Commissioner John Bohn said the promises of renewable energy and jobs outweighed concerns about the project's cost and uncertainty about how the line would be used.

"I don't blame people for being a little cynical about the efficacy of the market system," he said. "This represents a very close call."

Commissioner Dian Grueneich dissented, saying she endorsed the power line but wanted requirements to ensure it is used for renewable energy. An administrative law judge recommended commissioners reject the proposal.

The commission's vote in San Francisco is also a victory for Gov. Arnold Schwarzenegger, San Diego Mayor Jerry Sanders and elected officials of Imperial County, where the unemployment rate reached 27.6 percent in October. They urged that it be approved without conditions.

The commission has held marathon public hearings since SDG&E asked permission to build the line three years ago, and it commissioned an 11,000-page report on its potential impact on the environment.

SDG&E, a unit of San Diego-based Sempra Energy, dropped initial plans to cut 23 miles through the middle of Anza-Borrego Desert State Park, a spot known for hiking trails, wildflowers, palm groves, cacti and spectacular mountain views.

A power line opponent, Michael Shames of Utility Consumers' Action Network, said his consumer advocacy group would ask a state court to block construction. He called the ruling "a whopping Christmas present for Sempra but a lump of coal for all of the state's ratepayers."

Environmental groups also criticized the commission for refusing to condition approval on renewable energy requirements.

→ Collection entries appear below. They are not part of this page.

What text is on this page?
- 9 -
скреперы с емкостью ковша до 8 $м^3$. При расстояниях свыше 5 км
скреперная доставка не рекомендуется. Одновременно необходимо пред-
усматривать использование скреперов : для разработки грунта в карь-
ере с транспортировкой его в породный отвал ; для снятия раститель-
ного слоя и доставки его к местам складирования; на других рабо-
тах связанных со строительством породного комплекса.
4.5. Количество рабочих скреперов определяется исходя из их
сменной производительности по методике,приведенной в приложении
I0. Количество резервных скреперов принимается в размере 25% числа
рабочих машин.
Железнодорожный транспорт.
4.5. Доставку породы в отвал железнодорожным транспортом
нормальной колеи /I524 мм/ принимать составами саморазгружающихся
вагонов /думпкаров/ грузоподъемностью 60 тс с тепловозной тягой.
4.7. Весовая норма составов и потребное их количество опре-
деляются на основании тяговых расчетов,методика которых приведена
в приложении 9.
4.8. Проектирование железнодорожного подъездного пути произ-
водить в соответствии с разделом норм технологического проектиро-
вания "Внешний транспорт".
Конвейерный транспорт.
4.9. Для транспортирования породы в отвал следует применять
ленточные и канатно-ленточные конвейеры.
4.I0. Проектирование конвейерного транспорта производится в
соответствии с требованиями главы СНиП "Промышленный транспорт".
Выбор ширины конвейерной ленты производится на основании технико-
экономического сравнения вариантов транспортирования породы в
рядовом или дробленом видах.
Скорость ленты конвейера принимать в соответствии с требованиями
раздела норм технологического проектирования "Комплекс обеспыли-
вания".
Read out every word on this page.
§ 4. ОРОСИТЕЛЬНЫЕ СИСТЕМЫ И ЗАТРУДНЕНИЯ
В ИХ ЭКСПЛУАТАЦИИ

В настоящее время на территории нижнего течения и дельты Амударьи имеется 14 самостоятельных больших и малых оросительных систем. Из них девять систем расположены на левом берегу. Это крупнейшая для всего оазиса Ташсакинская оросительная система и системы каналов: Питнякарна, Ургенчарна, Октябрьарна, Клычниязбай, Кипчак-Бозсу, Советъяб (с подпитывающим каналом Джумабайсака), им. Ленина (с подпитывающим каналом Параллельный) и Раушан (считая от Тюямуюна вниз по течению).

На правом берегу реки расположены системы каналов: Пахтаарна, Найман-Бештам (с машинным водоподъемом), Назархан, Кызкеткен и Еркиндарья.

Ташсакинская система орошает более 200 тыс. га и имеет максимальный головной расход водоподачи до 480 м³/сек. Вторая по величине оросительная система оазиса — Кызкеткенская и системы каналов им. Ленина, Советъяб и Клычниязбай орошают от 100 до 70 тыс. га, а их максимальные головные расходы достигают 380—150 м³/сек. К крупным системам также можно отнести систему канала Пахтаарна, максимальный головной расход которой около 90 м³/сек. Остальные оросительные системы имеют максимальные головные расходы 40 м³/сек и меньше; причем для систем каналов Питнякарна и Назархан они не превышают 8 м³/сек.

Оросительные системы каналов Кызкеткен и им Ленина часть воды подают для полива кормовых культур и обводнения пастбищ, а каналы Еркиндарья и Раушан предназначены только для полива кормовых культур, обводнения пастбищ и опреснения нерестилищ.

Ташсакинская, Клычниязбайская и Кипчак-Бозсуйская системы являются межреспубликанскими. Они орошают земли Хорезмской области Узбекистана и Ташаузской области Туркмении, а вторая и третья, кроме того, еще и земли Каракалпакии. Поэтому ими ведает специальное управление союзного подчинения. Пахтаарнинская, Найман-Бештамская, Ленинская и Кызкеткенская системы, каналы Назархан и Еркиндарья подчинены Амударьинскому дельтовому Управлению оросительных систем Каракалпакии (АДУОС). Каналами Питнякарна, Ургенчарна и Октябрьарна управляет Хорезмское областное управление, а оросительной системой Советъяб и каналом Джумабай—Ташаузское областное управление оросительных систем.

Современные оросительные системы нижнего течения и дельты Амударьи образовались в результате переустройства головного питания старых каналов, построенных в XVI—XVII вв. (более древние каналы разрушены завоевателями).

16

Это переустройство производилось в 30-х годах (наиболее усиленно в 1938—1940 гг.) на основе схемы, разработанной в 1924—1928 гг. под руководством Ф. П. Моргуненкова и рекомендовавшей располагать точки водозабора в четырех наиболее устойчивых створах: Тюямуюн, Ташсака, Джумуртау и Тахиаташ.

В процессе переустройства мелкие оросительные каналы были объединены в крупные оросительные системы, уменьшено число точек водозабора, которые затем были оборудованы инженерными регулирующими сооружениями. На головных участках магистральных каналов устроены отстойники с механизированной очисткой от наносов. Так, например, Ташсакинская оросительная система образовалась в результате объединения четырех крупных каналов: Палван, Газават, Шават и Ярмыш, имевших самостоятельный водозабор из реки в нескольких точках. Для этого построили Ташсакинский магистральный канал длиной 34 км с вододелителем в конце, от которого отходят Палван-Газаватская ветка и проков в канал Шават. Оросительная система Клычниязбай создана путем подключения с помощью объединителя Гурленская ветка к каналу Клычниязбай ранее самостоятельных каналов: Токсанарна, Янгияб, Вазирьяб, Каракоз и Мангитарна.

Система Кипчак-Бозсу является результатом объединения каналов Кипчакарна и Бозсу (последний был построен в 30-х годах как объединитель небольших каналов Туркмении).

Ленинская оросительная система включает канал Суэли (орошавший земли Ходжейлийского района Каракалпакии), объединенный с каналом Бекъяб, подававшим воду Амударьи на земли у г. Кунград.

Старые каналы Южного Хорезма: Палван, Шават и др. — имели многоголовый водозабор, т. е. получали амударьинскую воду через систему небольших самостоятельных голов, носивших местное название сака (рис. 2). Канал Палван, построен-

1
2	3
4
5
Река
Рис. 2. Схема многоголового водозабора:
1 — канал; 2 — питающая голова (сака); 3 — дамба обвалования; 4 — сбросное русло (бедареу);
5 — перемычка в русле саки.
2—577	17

"It was disappointing that the state missed an opportunity to hold this utility accountable," said Micah Mitrosky, conservation organizer for the Sierra Club.

Debra Reed, SDG&E's chief executive officer, said the requirements would have given generators an unfair advantage over producers in other parts of the state who weren't linked to the transmission line. She reaffirmed her commitment for SDG&E to get 33 percent of its power from renewable sources by 2020.

SDG&E aims to begin construction in late 2009 or early 2010 and finish by the end of 2012, Reed said.

The vote came as utilities nationwide are under pressure to rely less on coal and natural gas to fire their plants, the biggest source of carbon dioxide emissions in the United States.

California's three investor-owned utilities are required to get 20 percent of power from renewables by the end of 2010, and Schwarzenegger set a target of 33 percent by 2020. SDG&E is the biggest laggard, getting only about 6 percent from renewables.

SDG&E would build the power line but buy the power from a host of generating companies. The most ambitious generation project relies on a commercially untested technology for a gigantic solar plant.

Stirling Energy Systems Inc., a Phoenix startup, wants to build thousands of solar dishes, each four stories tall about 100 miles east of San Diego. The dishes, which collect sunlight to heat gas and drive the cylinders of an engine, have been tested on a small scale but would now need to move to mass production.